The ordinance, a rarely used measure, raises the foreign direct investment cap in insurance companies to 49 percent from 26 percent. The move must be approved by both houses of parliament during the next session to take permanent effect.
"The ordinance demonstrates the firm determination of the government for reforms," Finance Minister Arun Jaitley told reporters in New Delhi.
Foreign investors have been long eyeing the lucrative sector, which analysts say has huge potential thanks to a fast-expanding middle-class and the fact that only around four percent of the 1.25-billion population has insurance cover, according to industry figures.
"Large investment is waiting to come," Jaitley said, with government officials saying they expect billions of dollars in foreign funds to flow into the sector in the coming years.
Shares of insurers leapt on the announcement, with Max India, the local arm of Japan casualty insurer MS&AD Insurance Group, jumping nearly eight percent to 387.55 rupees.
The traditionally fractious parliament has been stalled by rows over alleged "forced" religious conversions of Christians and Muslims by Hindu hardliners, many of them close to the ruling Bharatiya Janata Party which took power in May.
The row has left the right-wing government with much left undone on its 'to-do list' in the last session of parliament, which wrapped up Tuesday.
The insurance decree, one of the government's big-ticket policies, "announces to the world and investors this country can no longer wait" for reforms, said Jaitley, who presents his first full budget next February.
The decree followed a vow by Jaitley last weekend not to allow parliamentary protests to hold the government's economic reforms hostage, saying "either we reform or we miss the bus once again."
The cabinet also cleared an ordinance renewing approval for the long-awaited auction of coal mining licences in India, which is heavily dependent on the resource for generating electricity.
The sale by auction is aimed at making transactions more transparent after previous government allocations were dogged by illegalities.

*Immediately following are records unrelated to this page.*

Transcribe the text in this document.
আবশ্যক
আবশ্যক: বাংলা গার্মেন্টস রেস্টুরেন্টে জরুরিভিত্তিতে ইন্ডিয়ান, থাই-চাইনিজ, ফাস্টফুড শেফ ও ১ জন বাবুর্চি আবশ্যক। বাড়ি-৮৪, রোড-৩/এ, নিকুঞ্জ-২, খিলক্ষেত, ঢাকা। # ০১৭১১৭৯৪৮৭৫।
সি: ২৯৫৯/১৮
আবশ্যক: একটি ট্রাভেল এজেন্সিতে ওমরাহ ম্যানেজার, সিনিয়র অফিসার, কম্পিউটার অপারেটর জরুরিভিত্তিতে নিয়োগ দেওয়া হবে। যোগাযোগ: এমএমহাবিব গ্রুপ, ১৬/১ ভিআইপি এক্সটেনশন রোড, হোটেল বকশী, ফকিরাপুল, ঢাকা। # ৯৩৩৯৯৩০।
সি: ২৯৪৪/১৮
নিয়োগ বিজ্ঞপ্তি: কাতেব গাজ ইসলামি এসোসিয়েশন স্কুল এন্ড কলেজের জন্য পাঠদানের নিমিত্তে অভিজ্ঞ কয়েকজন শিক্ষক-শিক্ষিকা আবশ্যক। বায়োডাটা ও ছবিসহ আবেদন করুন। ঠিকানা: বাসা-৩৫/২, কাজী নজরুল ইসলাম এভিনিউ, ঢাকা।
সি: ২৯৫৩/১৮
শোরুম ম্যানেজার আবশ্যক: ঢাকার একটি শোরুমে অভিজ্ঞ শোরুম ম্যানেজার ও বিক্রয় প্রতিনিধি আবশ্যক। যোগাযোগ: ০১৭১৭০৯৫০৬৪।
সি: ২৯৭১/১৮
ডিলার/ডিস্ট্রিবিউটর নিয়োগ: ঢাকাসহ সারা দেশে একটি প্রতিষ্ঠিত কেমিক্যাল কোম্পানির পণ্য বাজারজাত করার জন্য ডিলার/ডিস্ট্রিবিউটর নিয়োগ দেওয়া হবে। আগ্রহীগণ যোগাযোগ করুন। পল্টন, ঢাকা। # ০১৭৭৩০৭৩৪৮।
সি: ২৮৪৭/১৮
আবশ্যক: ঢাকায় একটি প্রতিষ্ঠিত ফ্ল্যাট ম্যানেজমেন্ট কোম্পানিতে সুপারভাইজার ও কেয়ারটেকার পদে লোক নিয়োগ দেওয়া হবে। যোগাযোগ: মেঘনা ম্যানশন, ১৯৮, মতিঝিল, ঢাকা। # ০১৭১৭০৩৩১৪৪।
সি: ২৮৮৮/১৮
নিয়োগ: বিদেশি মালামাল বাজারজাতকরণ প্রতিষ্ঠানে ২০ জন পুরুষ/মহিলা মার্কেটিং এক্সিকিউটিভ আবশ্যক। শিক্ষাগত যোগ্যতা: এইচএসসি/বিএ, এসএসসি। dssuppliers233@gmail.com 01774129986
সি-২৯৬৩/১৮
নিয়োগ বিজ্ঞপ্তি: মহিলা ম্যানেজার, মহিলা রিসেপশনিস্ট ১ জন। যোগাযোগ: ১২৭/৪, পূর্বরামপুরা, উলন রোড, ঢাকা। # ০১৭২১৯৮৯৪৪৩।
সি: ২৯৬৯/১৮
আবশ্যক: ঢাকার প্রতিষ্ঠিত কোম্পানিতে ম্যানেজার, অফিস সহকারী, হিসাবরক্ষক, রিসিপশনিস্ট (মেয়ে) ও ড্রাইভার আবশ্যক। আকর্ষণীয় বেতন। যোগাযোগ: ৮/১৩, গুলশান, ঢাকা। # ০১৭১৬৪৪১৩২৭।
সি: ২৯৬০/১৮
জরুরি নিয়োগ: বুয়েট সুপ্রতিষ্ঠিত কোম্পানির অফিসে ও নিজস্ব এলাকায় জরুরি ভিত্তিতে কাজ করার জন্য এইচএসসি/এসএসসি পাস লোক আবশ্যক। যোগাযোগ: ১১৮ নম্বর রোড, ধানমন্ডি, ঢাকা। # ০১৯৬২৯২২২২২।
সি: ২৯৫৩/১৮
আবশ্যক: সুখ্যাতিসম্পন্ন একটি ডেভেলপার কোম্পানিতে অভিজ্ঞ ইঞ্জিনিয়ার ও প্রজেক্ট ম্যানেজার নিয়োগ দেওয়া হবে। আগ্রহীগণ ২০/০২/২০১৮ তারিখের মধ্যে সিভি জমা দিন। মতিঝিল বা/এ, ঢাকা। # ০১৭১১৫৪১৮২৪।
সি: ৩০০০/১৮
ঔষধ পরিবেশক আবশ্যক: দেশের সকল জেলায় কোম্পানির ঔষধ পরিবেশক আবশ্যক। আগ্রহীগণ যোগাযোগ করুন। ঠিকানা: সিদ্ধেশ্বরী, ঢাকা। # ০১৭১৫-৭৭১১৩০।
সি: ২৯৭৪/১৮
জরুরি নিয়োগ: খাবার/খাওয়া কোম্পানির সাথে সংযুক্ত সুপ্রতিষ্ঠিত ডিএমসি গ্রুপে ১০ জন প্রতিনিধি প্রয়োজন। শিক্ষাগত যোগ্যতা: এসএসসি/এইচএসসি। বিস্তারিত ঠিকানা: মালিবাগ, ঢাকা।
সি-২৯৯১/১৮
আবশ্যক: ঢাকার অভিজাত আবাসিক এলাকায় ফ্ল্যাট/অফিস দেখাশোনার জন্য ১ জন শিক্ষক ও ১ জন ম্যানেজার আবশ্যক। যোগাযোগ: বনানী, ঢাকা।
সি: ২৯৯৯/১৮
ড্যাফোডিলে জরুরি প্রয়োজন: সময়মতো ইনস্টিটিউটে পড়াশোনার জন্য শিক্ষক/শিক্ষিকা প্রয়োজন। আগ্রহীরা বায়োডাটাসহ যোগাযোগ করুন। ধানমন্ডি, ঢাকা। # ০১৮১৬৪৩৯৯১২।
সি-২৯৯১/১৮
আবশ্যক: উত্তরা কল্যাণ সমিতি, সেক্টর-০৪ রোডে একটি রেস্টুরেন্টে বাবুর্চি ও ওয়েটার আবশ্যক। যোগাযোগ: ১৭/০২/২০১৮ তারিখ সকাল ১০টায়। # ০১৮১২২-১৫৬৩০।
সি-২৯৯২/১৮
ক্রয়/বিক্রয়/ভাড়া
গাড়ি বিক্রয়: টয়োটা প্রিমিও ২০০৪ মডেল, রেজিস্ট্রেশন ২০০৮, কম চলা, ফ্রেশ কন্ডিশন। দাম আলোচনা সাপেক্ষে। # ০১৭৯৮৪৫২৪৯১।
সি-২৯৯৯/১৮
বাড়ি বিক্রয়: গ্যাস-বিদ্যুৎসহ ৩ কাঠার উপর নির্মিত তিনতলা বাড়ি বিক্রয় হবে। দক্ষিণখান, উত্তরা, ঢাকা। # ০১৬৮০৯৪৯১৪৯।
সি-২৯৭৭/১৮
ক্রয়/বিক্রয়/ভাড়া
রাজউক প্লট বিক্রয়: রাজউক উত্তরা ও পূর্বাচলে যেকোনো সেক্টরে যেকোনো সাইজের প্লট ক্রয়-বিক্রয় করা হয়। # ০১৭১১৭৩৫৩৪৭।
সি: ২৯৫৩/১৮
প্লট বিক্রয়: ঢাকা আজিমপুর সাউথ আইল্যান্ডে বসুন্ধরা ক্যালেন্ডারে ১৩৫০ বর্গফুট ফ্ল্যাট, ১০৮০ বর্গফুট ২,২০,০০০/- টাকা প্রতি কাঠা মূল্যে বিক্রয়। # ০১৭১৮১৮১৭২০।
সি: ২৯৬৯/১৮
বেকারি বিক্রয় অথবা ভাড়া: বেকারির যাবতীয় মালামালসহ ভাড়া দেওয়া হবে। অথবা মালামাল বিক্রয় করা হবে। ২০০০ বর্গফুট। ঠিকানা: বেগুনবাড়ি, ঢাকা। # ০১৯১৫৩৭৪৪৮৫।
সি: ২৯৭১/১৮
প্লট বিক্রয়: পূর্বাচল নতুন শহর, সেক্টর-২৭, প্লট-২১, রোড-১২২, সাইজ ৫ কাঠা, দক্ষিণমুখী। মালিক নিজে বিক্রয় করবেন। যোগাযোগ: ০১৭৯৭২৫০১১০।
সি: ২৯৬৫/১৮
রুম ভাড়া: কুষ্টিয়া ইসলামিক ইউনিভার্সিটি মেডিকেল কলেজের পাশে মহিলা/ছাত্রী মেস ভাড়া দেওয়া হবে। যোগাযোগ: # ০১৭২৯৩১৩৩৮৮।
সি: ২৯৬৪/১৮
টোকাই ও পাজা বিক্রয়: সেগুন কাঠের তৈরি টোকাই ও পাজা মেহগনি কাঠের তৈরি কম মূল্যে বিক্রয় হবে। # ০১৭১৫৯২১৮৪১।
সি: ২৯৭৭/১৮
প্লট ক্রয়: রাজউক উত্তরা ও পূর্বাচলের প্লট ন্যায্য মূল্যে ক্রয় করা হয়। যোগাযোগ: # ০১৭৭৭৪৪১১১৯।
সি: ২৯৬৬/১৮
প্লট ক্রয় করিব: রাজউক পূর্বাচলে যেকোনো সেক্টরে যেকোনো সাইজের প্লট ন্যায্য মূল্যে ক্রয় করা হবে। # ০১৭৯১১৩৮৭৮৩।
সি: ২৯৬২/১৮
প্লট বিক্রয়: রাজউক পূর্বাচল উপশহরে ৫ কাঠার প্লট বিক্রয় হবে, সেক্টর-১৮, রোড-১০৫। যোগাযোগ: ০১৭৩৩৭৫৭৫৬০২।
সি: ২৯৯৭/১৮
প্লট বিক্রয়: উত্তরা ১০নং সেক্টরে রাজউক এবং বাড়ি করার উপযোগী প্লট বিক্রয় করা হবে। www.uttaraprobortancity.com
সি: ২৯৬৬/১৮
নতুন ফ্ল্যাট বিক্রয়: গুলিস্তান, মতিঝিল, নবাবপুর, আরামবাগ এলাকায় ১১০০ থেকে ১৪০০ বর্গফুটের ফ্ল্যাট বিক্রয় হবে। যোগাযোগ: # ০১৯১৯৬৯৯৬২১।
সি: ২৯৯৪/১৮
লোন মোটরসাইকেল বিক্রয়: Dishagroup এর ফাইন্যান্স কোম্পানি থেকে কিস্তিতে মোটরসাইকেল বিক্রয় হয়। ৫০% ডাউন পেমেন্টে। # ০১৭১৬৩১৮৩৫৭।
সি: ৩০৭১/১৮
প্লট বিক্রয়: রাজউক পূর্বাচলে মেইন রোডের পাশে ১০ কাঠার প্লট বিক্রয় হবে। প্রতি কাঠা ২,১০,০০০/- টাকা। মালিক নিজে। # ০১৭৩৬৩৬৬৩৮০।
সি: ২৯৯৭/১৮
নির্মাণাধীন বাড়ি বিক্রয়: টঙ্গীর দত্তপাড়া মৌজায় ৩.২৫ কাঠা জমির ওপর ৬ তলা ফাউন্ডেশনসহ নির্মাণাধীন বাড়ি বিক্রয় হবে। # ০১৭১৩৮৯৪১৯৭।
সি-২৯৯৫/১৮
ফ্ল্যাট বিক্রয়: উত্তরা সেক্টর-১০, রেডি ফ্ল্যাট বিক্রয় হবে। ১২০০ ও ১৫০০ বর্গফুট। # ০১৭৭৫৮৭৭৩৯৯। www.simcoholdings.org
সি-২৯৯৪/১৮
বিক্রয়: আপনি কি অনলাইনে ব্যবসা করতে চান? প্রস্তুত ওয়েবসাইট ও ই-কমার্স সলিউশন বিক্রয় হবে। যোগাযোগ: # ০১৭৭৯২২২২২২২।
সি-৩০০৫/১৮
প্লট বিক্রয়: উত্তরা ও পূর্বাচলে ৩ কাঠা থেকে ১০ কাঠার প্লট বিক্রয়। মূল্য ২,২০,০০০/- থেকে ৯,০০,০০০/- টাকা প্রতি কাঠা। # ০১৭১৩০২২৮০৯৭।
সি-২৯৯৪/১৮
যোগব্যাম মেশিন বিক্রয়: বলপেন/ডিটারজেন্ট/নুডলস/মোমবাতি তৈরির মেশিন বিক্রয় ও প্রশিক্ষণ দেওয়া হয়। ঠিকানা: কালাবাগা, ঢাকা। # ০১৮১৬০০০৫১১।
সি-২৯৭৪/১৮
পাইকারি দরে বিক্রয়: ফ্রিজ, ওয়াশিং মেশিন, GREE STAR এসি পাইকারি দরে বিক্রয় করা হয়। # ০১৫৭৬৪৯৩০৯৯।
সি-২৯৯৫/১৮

The shift to auctions will ensure "fair play in coal block allocations", needed to ensure more private players in the energy field, said Chandrajit Banerjee, director-general of the Confederation of Indian Industry, a leading business lobby.
Analysts said the sale and development of coal blocks will help replace vast amounts of coal now being imported by Indian energy companies.
The government, led by Prime Minister Narendra Modi, has been seeking to step up the pace of reforms to revive the stuttering economy after criticism from business it was not moving swiftly enough.
India has been stuck in the longest spell of below-five-percent growth in a quarter-century, hit by high interest rates, an investment slowdown and flagging consumer confidence.
Economic growth in the last financial year to March 2014 was 4.7 percent after falling to 4.5 percent the previous year, half the boom rates rate of a few years ago.
This year, the government hopes growth will accelerate to 5.5 percent and cross six percent next year. But it needs near double-digit expansion to cut massive poverty and create jobs for its army of young workers.
Modi has been busy cutting India's infamous bureaucratic red tape but has steered clear so far of many big-bang reforms, with opposition control over the upper house of parliament slowing the reform drive.